Loisel et al.’s letter (1) illuminates the chasm that exists between scientific conceptions of problems and the paths to their solutions (if they have one). Soil scientists have rolled both climate mitigation and adaption into a call for soil C sequestration. These are two different policy issues. Soil C sequestration for mitigation (globally) is likely a super wicked policy problem (4) because (i) it has urgency, (ii) it has no central authority, and (iii) those who seek to end the problem are also causing it. To physically achieve CO2 reductions (ref. 3 and https://www.4p1000.org/) requires immediate international adaptation of practices maintained continuously for decades. In the United States (our focus), there is no serious policy discussion in progress that would implement such a program. This political challenge underscores the problems that natural scientists fail to appreciate when attempting to enter the policy arena (5).
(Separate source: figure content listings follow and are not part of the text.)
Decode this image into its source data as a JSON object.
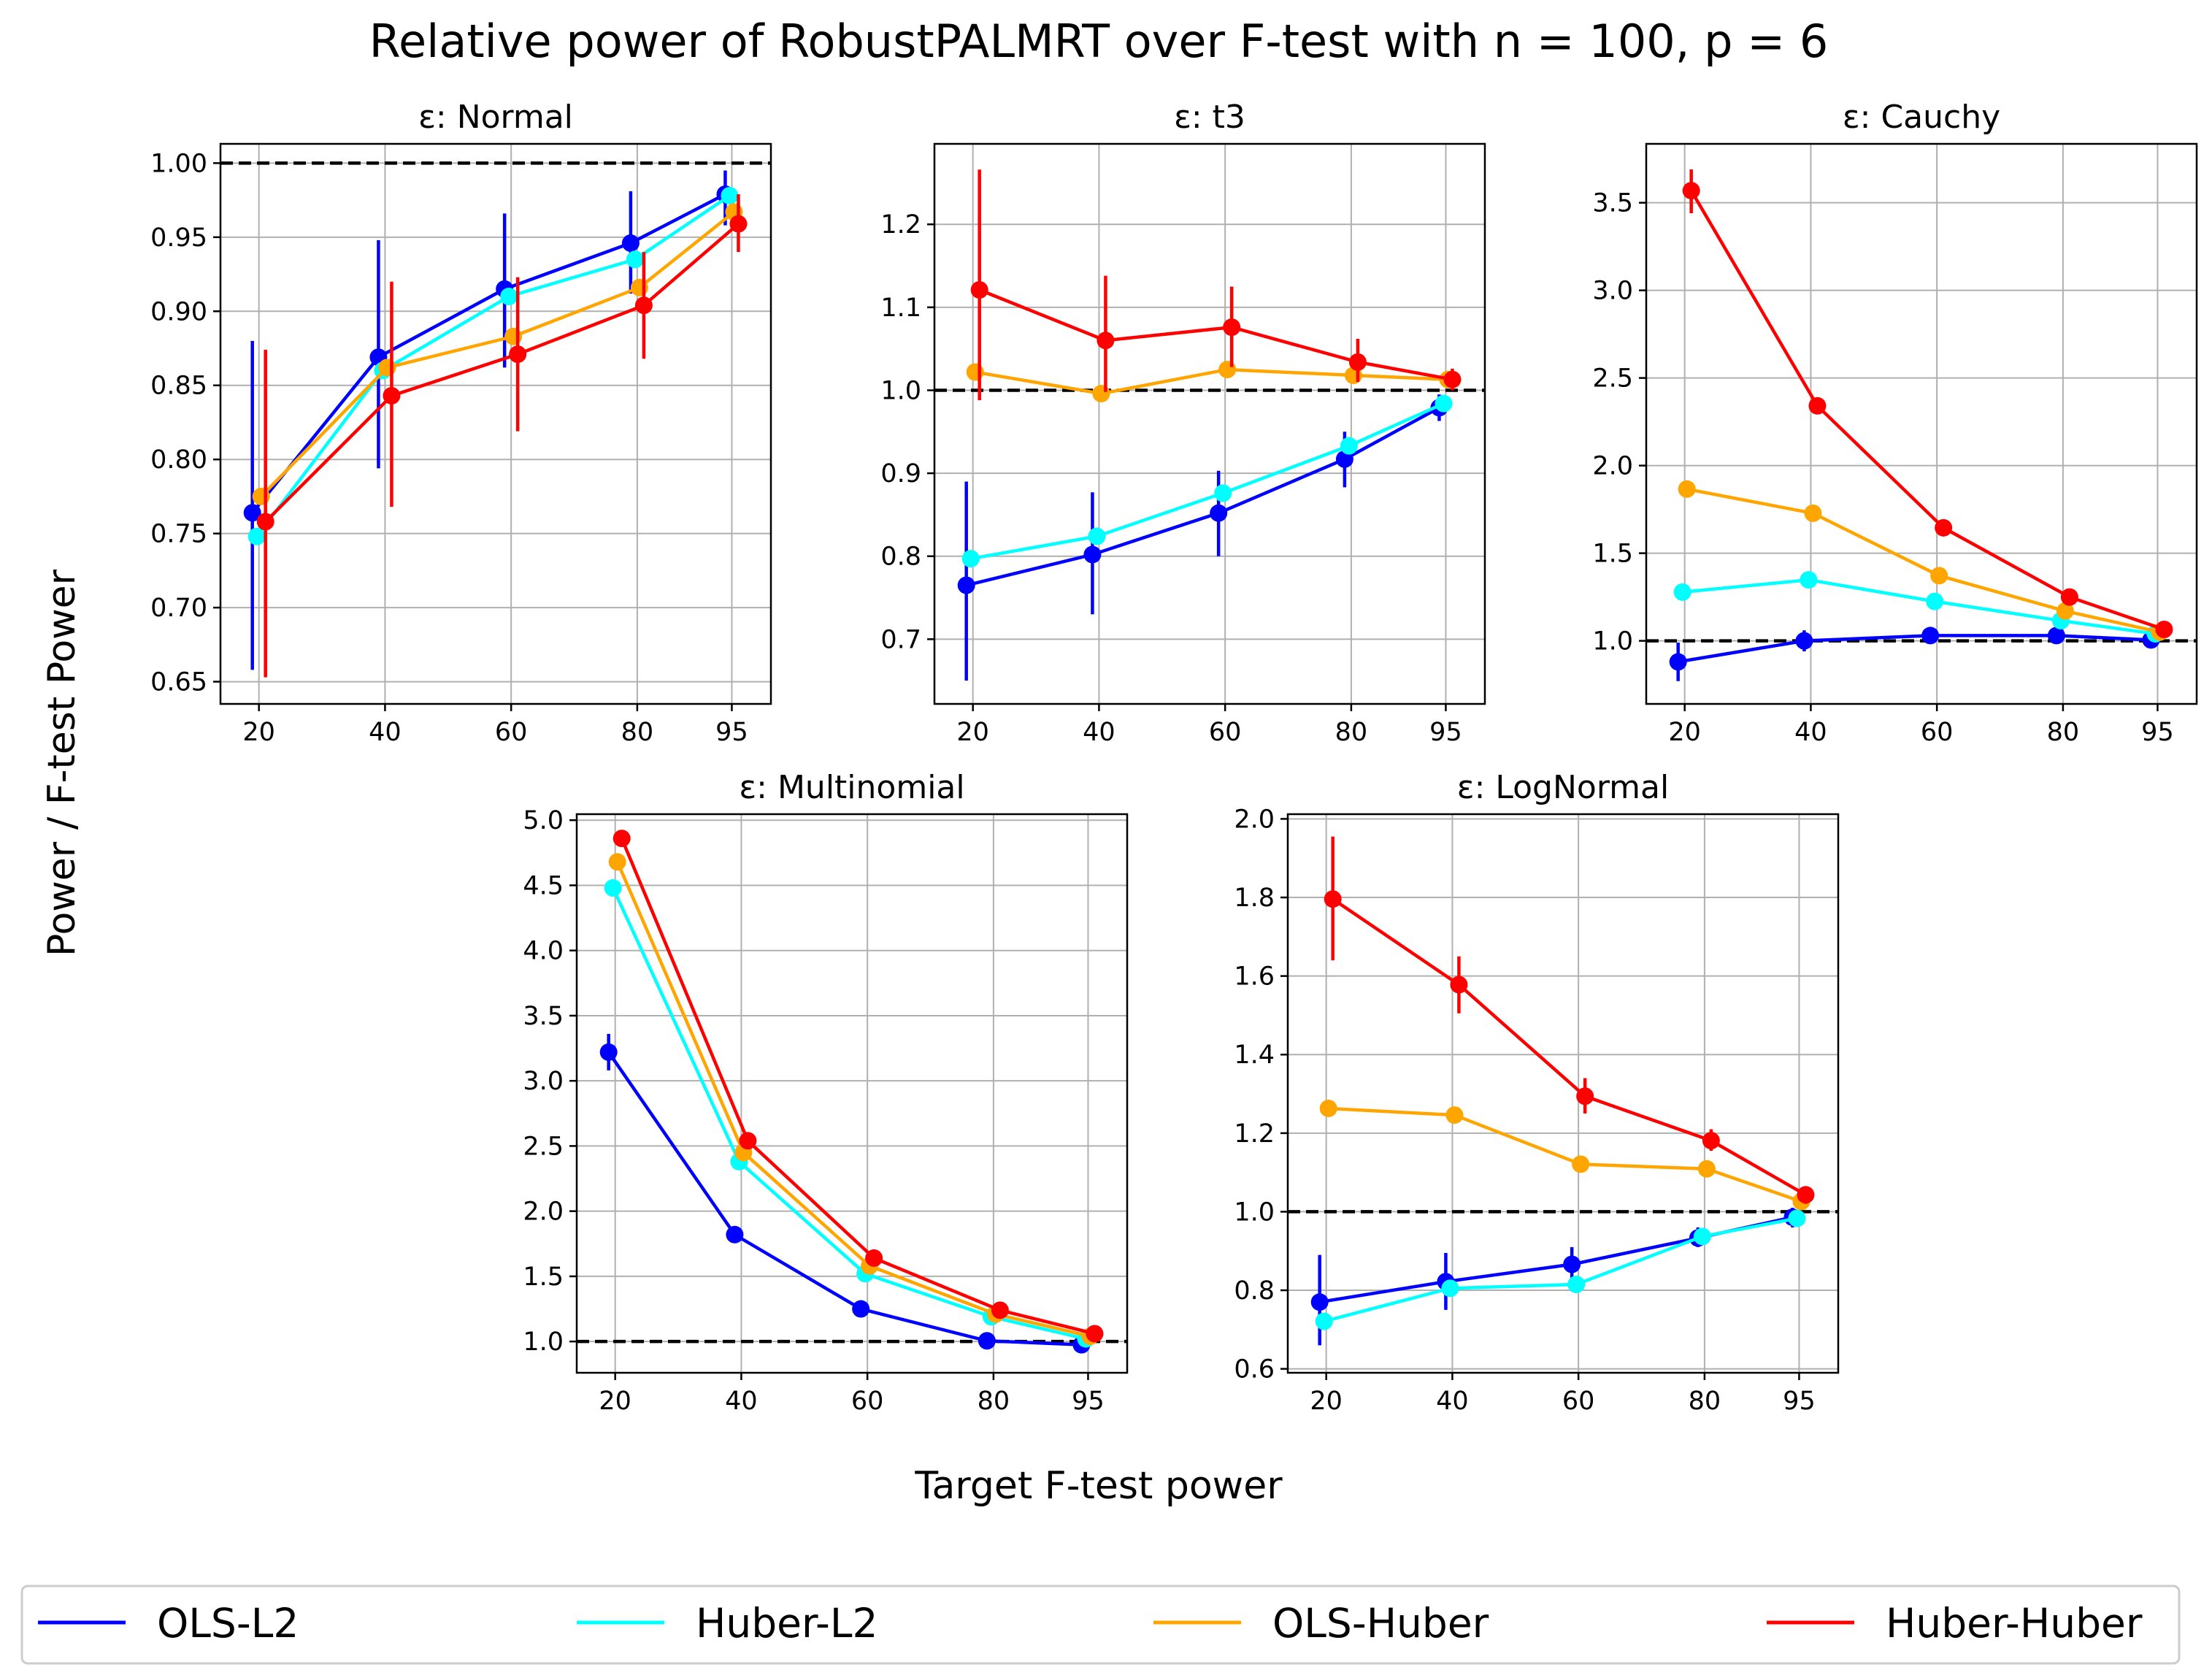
{
  "figure": {
    "title": "Relative power of RobustPALMRT over F-test with n = 100, p = 6",
    "ylabel": "Power / F-test Power",
    "xlabel": "Target F-test power"
  },
  "legend": {
    "placement": "bottom",
    "items": [
      {
        "label": "OLS-L2",
        "color": "#0000ff"
      },
      {
        "label": "Huber-L2",
        "color": "#00ffff"
      },
      {
        "label": "OLS-Huber",
        "color": "#ffa500"
      },
      {
        "label": "Huber-Huber",
        "color": "#ff0000"
      }
    ]
  },
  "chart_data": [
    {
      "type": "line",
      "title": "ε: Normal",
      "x": [
        20,
        40,
        60,
        80,
        95
      ],
      "xticks": [
        "20",
        "40",
        "60",
        "80",
        "95"
      ],
      "ylim": [
        0.635,
        1.013
      ],
      "yticks": [
        0.65,
        0.7,
        0.75,
        0.8,
        0.85,
        0.9,
        0.95,
        1.0
      ],
      "ytick_labels": [
        "0.65",
        "0.70",
        "0.75",
        "0.80",
        "0.85",
        "0.90",
        "0.95",
        "1.00"
      ],
      "reference_line": 1.0,
      "grid": true,
      "series": [
        {
          "name": "OLS-L2",
          "color": "#0000ff",
          "values": [
            0.764,
            0.869,
            0.915,
            0.946,
            0.979
          ],
          "err": [
            [
              0.658,
              0.88
            ],
            [
              0.794,
              0.948
            ],
            [
              0.862,
              0.966
            ],
            [
              0.912,
              0.981
            ],
            [
              0.958,
              0.995
            ]
          ]
        },
        {
          "name": "Huber-L2",
          "color": "#00ffff",
          "values": [
            0.748,
            0.86,
            0.91,
            0.935,
            0.978
          ]
        },
        {
          "name": "OLS-Huber",
          "color": "#ffa500",
          "values": [
            0.775,
            0.862,
            0.883,
            0.916,
            0.967
          ]
        },
        {
          "name": "Huber-Huber",
          "color": "#ff0000",
          "values": [
            0.758,
            0.843,
            0.871,
            0.904,
            0.959
          ],
          "err": [
            [
              0.653,
              0.874
            ],
            [
              0.768,
              0.92
            ],
            [
              0.819,
              0.923
            ],
            [
              0.868,
              0.94
            ],
            [
              0.94,
              0.979
            ]
          ]
        }
      ]
    },
    {
      "type": "line",
      "title": "ε: t3",
      "x": [
        20,
        40,
        60,
        80,
        95
      ],
      "xticks": [
        "20",
        "40",
        "60",
        "80",
        "95"
      ],
      "ylim": [
        0.622,
        1.297
      ],
      "yticks": [
        0.7,
        0.8,
        0.9,
        1.0,
        1.1,
        1.2
      ],
      "ytick_labels": [
        "0.7",
        "0.8",
        "0.9",
        "1.0",
        "1.1",
        "1.2"
      ],
      "reference_line": 1.0,
      "grid": true,
      "series": [
        {
          "name": "OLS-L2",
          "color": "#0000ff",
          "values": [
            0.765,
            0.802,
            0.852,
            0.917,
            0.979
          ],
          "err": [
            [
              0.65,
              0.89
            ],
            [
              0.73,
              0.877
            ],
            [
              0.8,
              0.903
            ],
            [
              0.883,
              0.95
            ],
            [
              0.963,
              0.995
            ]
          ]
        },
        {
          "name": "Huber-L2",
          "color": "#00ffff",
          "values": [
            0.797,
            0.824,
            0.876,
            0.933,
            0.984
          ]
        },
        {
          "name": "OLS-Huber",
          "color": "#ffa500",
          "values": [
            1.022,
            0.996,
            1.025,
            1.018,
            1.013
          ]
        },
        {
          "name": "Huber-Huber",
          "color": "#ff0000",
          "values": [
            1.121,
            1.06,
            1.076,
            1.034,
            1.013
          ],
          "err": [
            [
              0.988,
              1.266
            ],
            [
              0.998,
              1.138
            ],
            [
              1.028,
              1.125
            ],
            [
              1.01,
              1.062
            ],
            [
              1.0,
              1.026
            ]
          ]
        }
      ]
    },
    {
      "type": "line",
      "title": "ε: Cauchy",
      "x": [
        20,
        40,
        60,
        80,
        95
      ],
      "xticks": [
        "20",
        "40",
        "60",
        "80",
        "95"
      ],
      "ylim": [
        0.64,
        3.836
      ],
      "yticks": [
        1.0,
        1.5,
        2.0,
        2.5,
        3.0,
        3.5
      ],
      "ytick_labels": [
        "1.0",
        "1.5",
        "2.0",
        "2.5",
        "3.0",
        "3.5"
      ],
      "reference_line": 1.0,
      "grid": true,
      "series": [
        {
          "name": "OLS-L2",
          "color": "#0000ff",
          "values": [
            0.88,
            1.0,
            1.03,
            1.03,
            1.005
          ],
          "err": [
            [
              0.77,
              0.99
            ],
            [
              0.94,
              1.06
            ],
            [
              0.99,
              1.07
            ],
            [
              0.99,
              1.07
            ],
            [
              0.97,
              1.04
            ]
          ]
        },
        {
          "name": "Huber-L2",
          "color": "#00ffff",
          "values": [
            1.278,
            1.348,
            1.225,
            1.115,
            1.04
          ]
        },
        {
          "name": "OLS-Huber",
          "color": "#ffa500",
          "values": [
            1.866,
            1.728,
            1.372,
            1.17,
            1.05
          ]
        },
        {
          "name": "Huber-Huber",
          "color": "#ff0000",
          "values": [
            3.569,
            2.341,
            1.645,
            1.25,
            1.065
          ],
          "err": [
            [
              3.44,
              3.69
            ]
          ]
        }
      ]
    },
    {
      "type": "line",
      "title": "ε: Multinomial",
      "x": [
        20,
        40,
        60,
        80,
        95
      ],
      "xticks": [
        "20",
        "40",
        "60",
        "80",
        "95"
      ],
      "ylim": [
        0.76,
        5.046
      ],
      "yticks": [
        1.0,
        1.5,
        2.0,
        2.5,
        3.0,
        3.5,
        4.0,
        4.5,
        5.0
      ],
      "ytick_labels": [
        "1.0",
        "1.5",
        "2.0",
        "2.5",
        "3.0",
        "3.5",
        "4.0",
        "4.5",
        "5.0"
      ],
      "reference_line": 1.0,
      "grid": true,
      "series": [
        {
          "name": "OLS-L2",
          "color": "#0000ff",
          "values": [
            3.22,
            1.82,
            1.25,
            1.005,
            0.975
          ],
          "err": [
            [
              3.08,
              3.36
            ]
          ]
        },
        {
          "name": "Huber-L2",
          "color": "#00ffff",
          "values": [
            4.48,
            2.38,
            1.52,
            1.19,
            1.02
          ]
        },
        {
          "name": "OLS-Huber",
          "color": "#ffa500",
          "values": [
            4.68,
            2.45,
            1.58,
            1.21,
            1.04
          ]
        },
        {
          "name": "Huber-Huber",
          "color": "#ff0000",
          "values": [
            4.86,
            2.54,
            1.64,
            1.24,
            1.06
          ]
        }
      ]
    },
    {
      "type": "line",
      "title": "ε: LogNormal",
      "x": [
        20,
        40,
        60,
        80,
        95
      ],
      "xticks": [
        "20",
        "40",
        "60",
        "80",
        "95"
      ],
      "ylim": [
        0.59,
        2.012
      ],
      "yticks": [
        0.6,
        0.8,
        1.0,
        1.2,
        1.4,
        1.6,
        1.8,
        2.0
      ],
      "ytick_labels": [
        "0.6",
        "0.8",
        "1.0",
        "1.2",
        "1.4",
        "1.6",
        "1.8",
        "2.0"
      ],
      "reference_line": 1.0,
      "grid": true,
      "series": [
        {
          "name": "OLS-L2",
          "color": "#0000ff",
          "values": [
            0.77,
            0.822,
            0.866,
            0.933,
            0.986
          ],
          "err": [
            [
              0.66,
              0.89
            ],
            [
              0.75,
              0.895
            ],
            [
              0.82,
              0.91
            ],
            [
              0.91,
              0.96
            ],
            [
              0.96,
              1.01
            ]
          ]
        },
        {
          "name": "Huber-L2",
          "color": "#00ffff",
          "values": [
            0.721,
            0.805,
            0.815,
            0.937,
            0.983
          ]
        },
        {
          "name": "OLS-Huber",
          "color": "#ffa500",
          "values": [
            1.263,
            1.246,
            1.121,
            1.109,
            1.026
          ]
        },
        {
          "name": "Huber-Huber",
          "color": "#ff0000",
          "values": [
            1.796,
            1.578,
            1.294,
            1.181,
            1.043
          ],
          "err": [
            [
              1.64,
              1.955
            ],
            [
              1.505,
              1.65
            ],
            [
              1.25,
              1.34
            ],
            [
              1.155,
              1.21
            ],
            [
              1.02,
              1.065
            ]
          ]
        }
      ]
    }
  ]
}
Soil C management for soil health is a separate issue. Unlike mitigation, it lacks some of the immediate urgency but is a wicked policy problem (6, 7) because the “problem” has multiple definitions and no stopping point at a definitive solution. We noted (2) that this indeed seems to be an important objective. For example, the 1985 US Farm Bill tied commodity support to the adoption of conservation practices. The result has been (along with the voluntary adoption of reduced tillage) a steady decline in the rates of soil erosion in the United States (8). Thus, we agree with Loisel et al. (1) that farm policy can be used as a tool, but social science and policy must determine the political climate that can institute them. The linkage of soil health to government programs is not, however, a climate mitigation strategy in disguise. It is a “faux paradigm shift,” in which an eventual change in administrations can quickly dismantle the policy (4). For example, the rapid removal of land from the US Conservation Reserve Program in the past decade has reversed what initially appeared to be a paradigm shift in land management, due to economic changes.

Loisel et al. (1) set up a cardboard portrayal of modern agriculture (excessive tillage, erosion, etc.), which is at odds with the ways farming has been steadily changing by both technology and policy. While some C is already being sequestered by these changes, it is so small that it is insignificant to the climate system. We conclude that soil scientists are not effective at proposing policy, speaking policy-effective language (9), or anticipating the milieu of issues involved in this process, but they should instead work with and support the funding of experts (5) to more effectively continue the never-ending process (6, 7) to manage soil in a socially acceptable and beneficial way.

Footnotes

The authors declare no conflict of interest.